送風機のサイズ | 羽根径(例) | 整流区間 |
小型送風機 | 300mm | 600mm |
中型送風機 | 500mm | 1,000mm |
大型送風機 | 800mm | 1,600mm |
(2)の解説 ⭕️
問題:長辺が450mmを超える亜鉛鉄板製ダクトは、保温を施さない部分に補強リブによる補強を行う。
- 補強リブとは?
- ダクトがたわんだり、変形したりしないように取り付ける補強材のことです。とくに長辺が450mmを超える大きなダクトは、空気の圧力や自重で変形しやすいため補強が必要になります。
グラスウールなどの保温材でダクトを覆っていれば、それ自体が多少の補強になります。逆に保温されていない剥き出しのダクトは変形しやすいので、リブによる補強が必要です。
(3)の解説 ⭕️
問題:送風機とダクトを接続するたわみ継手は、たわみ部が負圧となる場合、補強用のピアノ線が挿入されたものを使用する。
- たわみ継手とは?
- 送風機とダクトの間に設ける柔らかいジョイント部材です。振動の伝達を防ぎ、温度変化などでダクトが動いても吸収するといったクッション的な役割を持ちます。

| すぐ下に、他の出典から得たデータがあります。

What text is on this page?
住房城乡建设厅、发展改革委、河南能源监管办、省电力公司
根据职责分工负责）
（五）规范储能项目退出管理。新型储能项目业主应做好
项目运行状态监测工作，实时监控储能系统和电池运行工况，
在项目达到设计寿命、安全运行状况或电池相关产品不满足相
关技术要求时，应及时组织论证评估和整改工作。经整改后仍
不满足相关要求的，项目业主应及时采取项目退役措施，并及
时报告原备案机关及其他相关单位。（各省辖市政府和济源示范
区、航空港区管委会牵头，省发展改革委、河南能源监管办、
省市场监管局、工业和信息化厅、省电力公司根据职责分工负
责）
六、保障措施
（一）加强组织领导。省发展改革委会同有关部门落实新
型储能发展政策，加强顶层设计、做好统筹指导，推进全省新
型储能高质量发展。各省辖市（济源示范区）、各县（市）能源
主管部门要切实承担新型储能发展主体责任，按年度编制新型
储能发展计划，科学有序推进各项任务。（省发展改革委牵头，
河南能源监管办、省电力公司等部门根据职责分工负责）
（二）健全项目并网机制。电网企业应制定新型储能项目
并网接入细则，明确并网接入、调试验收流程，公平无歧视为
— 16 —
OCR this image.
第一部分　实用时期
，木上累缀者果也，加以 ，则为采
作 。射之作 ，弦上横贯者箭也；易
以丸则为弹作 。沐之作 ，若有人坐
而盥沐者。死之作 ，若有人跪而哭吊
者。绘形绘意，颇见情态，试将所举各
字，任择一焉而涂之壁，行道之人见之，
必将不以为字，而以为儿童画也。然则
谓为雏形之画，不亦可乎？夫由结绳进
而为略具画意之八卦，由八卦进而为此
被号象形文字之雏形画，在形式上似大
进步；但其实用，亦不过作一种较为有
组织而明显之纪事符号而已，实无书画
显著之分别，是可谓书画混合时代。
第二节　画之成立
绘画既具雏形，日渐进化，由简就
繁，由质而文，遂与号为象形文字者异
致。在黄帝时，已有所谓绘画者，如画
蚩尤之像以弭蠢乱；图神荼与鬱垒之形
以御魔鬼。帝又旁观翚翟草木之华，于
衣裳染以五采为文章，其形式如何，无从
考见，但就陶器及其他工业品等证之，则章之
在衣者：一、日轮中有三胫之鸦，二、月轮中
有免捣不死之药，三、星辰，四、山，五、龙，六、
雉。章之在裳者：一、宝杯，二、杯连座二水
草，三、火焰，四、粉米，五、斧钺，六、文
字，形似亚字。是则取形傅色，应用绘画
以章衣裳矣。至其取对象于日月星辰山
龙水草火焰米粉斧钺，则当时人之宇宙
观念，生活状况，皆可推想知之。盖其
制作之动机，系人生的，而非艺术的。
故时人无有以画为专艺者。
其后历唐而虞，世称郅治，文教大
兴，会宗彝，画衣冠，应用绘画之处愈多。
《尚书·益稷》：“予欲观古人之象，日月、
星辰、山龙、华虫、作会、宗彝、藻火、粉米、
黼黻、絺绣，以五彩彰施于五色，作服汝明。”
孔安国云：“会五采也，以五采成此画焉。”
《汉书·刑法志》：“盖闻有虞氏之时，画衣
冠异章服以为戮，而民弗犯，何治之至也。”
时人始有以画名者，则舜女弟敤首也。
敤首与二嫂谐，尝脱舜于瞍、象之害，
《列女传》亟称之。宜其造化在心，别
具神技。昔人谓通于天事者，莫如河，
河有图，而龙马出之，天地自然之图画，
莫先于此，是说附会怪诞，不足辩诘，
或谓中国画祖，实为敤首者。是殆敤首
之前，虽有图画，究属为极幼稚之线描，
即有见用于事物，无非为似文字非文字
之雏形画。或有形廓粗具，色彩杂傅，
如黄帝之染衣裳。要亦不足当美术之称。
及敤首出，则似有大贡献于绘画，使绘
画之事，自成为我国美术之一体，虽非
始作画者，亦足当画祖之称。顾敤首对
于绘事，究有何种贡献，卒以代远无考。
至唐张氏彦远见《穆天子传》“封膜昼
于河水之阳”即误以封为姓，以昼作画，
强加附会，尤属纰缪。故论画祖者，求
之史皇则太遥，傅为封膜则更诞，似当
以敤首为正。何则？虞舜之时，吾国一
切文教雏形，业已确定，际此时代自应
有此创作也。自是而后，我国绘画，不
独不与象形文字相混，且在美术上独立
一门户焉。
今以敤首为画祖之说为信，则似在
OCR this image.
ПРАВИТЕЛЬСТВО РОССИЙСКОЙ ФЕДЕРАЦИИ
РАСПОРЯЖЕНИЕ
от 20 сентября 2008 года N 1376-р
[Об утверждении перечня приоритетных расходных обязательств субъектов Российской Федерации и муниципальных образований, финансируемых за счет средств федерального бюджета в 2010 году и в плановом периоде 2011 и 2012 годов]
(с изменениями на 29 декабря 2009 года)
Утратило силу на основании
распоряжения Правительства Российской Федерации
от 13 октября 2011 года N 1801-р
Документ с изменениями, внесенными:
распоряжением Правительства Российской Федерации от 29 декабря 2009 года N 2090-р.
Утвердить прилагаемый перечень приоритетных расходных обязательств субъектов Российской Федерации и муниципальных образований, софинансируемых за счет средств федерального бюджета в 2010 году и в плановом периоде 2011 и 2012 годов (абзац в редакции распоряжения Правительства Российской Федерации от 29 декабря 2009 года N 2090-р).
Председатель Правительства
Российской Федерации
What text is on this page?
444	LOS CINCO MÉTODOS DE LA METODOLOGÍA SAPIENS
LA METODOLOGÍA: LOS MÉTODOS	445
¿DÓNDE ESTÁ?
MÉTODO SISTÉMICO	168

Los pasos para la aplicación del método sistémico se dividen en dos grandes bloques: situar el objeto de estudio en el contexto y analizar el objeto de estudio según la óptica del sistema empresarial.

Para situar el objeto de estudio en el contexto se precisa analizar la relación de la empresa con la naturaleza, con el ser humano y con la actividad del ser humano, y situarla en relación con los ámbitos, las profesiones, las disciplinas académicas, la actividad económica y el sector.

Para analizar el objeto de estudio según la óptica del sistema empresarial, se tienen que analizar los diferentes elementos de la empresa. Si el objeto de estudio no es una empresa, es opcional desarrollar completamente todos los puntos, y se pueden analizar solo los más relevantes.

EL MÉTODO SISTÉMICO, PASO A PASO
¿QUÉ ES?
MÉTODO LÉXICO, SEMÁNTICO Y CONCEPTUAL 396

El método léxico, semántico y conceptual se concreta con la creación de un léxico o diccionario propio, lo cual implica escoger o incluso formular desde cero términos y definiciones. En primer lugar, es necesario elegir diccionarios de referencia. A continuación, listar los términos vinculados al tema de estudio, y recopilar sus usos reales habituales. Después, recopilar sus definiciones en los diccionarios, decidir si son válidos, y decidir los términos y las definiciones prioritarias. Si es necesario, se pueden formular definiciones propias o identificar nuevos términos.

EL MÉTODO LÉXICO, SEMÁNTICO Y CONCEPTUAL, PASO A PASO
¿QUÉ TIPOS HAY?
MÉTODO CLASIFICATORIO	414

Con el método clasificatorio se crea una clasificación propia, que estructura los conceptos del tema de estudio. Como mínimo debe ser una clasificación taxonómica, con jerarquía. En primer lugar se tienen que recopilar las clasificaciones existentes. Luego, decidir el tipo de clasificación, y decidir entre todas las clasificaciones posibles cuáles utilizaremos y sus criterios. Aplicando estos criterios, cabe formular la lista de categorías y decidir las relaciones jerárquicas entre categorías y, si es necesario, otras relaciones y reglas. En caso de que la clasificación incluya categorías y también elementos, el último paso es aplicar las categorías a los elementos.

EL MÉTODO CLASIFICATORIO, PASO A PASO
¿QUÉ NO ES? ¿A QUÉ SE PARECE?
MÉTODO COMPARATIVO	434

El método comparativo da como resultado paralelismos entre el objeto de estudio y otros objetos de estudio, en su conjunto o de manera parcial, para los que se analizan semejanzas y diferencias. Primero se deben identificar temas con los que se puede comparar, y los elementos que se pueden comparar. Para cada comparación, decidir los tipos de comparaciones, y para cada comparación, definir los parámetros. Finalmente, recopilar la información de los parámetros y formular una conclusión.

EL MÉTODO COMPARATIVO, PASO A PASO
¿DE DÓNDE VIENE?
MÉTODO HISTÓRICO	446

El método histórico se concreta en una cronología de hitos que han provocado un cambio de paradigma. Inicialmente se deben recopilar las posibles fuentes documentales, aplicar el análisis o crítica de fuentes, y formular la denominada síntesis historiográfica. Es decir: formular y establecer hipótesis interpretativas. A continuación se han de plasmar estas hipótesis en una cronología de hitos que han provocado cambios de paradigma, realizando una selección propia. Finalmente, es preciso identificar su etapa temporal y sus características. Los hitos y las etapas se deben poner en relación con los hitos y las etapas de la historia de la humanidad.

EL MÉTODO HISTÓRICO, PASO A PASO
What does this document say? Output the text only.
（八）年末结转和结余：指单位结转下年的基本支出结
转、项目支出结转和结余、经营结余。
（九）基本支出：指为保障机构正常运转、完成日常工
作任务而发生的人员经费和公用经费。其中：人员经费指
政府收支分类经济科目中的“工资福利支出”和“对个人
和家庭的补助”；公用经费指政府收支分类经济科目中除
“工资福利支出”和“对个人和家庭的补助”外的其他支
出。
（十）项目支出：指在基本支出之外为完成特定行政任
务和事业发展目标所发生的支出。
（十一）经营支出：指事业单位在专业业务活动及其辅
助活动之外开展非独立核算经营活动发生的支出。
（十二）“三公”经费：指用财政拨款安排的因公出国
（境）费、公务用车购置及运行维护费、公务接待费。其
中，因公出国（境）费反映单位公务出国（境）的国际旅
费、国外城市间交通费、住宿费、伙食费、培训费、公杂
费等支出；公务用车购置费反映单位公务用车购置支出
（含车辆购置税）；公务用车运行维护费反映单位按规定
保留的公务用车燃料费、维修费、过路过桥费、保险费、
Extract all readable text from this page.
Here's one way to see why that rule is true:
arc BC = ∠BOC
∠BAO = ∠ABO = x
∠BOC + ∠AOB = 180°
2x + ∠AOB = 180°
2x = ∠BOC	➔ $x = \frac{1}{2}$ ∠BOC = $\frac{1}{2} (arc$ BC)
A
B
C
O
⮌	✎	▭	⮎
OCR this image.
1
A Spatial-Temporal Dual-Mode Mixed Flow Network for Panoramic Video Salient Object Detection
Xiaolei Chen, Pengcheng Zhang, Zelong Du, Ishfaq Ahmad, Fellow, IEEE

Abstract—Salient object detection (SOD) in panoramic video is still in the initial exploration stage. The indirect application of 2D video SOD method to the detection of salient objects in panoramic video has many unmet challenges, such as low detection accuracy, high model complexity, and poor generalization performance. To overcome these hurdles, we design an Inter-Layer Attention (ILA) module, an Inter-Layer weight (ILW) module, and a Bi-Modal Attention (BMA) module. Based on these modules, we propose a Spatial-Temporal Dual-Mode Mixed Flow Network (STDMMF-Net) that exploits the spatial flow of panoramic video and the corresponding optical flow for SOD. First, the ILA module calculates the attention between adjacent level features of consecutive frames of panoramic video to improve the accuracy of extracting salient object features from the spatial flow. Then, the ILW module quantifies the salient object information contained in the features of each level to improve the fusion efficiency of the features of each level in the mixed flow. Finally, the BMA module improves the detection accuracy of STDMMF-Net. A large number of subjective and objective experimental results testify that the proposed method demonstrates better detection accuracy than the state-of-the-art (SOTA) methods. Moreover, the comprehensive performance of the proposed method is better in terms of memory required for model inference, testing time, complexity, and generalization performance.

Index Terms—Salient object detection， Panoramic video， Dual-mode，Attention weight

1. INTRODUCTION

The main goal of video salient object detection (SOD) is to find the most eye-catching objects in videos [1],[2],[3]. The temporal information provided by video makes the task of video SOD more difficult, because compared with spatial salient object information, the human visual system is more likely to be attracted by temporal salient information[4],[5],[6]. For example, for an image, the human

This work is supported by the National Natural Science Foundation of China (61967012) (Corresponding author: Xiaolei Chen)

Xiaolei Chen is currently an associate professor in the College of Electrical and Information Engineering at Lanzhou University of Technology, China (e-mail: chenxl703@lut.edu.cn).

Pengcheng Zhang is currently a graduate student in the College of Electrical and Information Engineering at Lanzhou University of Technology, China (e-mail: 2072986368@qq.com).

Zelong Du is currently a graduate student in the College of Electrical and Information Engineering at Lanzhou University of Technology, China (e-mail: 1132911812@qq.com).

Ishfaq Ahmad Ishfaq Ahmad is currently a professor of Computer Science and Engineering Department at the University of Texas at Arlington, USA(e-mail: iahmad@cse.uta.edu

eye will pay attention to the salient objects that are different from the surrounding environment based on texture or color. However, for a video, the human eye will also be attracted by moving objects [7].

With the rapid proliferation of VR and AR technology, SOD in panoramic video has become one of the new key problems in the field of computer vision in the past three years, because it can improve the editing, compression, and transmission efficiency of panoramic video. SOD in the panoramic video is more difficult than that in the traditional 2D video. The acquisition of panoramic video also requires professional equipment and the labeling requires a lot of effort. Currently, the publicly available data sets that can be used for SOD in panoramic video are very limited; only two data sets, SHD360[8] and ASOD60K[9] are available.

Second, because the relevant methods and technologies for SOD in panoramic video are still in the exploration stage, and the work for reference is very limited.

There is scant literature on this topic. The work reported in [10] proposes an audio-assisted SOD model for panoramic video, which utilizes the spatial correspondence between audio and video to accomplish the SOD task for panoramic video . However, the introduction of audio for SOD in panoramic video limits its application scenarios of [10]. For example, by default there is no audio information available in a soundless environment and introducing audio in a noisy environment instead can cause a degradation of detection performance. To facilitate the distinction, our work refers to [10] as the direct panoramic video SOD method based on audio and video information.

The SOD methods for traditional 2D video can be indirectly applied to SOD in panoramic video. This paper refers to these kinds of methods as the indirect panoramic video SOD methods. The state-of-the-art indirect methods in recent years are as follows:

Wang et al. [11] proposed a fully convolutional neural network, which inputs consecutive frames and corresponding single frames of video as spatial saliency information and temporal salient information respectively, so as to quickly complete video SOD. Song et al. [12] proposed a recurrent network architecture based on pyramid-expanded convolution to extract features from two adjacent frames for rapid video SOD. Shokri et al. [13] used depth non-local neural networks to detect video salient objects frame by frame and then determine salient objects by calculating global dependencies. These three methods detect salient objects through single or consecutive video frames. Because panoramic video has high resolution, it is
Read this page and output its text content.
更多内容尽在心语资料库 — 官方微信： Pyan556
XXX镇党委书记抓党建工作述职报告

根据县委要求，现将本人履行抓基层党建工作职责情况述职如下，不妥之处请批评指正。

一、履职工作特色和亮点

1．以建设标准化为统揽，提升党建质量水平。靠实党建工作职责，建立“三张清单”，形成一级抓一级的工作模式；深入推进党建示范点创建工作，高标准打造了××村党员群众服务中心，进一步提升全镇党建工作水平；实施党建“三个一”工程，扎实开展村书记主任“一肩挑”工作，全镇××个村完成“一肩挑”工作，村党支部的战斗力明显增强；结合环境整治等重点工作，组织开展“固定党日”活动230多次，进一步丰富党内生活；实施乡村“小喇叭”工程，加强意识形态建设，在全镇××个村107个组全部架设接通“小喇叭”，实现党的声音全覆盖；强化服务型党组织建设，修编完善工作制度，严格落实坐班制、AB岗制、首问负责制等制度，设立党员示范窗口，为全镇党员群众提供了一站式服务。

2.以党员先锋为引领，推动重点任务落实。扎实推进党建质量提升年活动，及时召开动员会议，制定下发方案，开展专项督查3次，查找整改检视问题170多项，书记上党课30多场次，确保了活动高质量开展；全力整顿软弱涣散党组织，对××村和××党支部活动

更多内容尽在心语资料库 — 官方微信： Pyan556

ダクト内が負圧になると、たわみ継手の布地が内側に凹みやすくなります。布地が凹むと風量の妨げになったり、布地が破損する恐れがあるため注意が必要です。ピアノ線(細くて強い鋼線)をたわみ継手の中に押し入れて補強すると、負圧でも内側に凹みにくくなります。

負圧対応のたわみ継手には、補強が必要ということですね!
(4)の解説 ❌️
問題:横走り主ダクトに設ける耐震支持は、25m以内に1箇所、形鋼振れ止め支持とする。
- 横走り主ダクトとは?
- 天井や床の下などに横向きに長く設置された太い空調ダクトのことです。
- 耐震支持とは?
- 地震の揺れでダクトが落下・脱落しないように、補強して固定する装置や構造のことです。
- 形鋼振れ止めとは?
- L型鋼やチャンネル鋼などの金属部材でがっちりと固定する方法です。地震の横揺れを防ぐ目的があります。

横走り主ダクトの耐震支持は、12m以下ごとに形鋼振れ止め支持するのが正解です。25m以下ごとでは間隔が広すぎて安全性を保てません。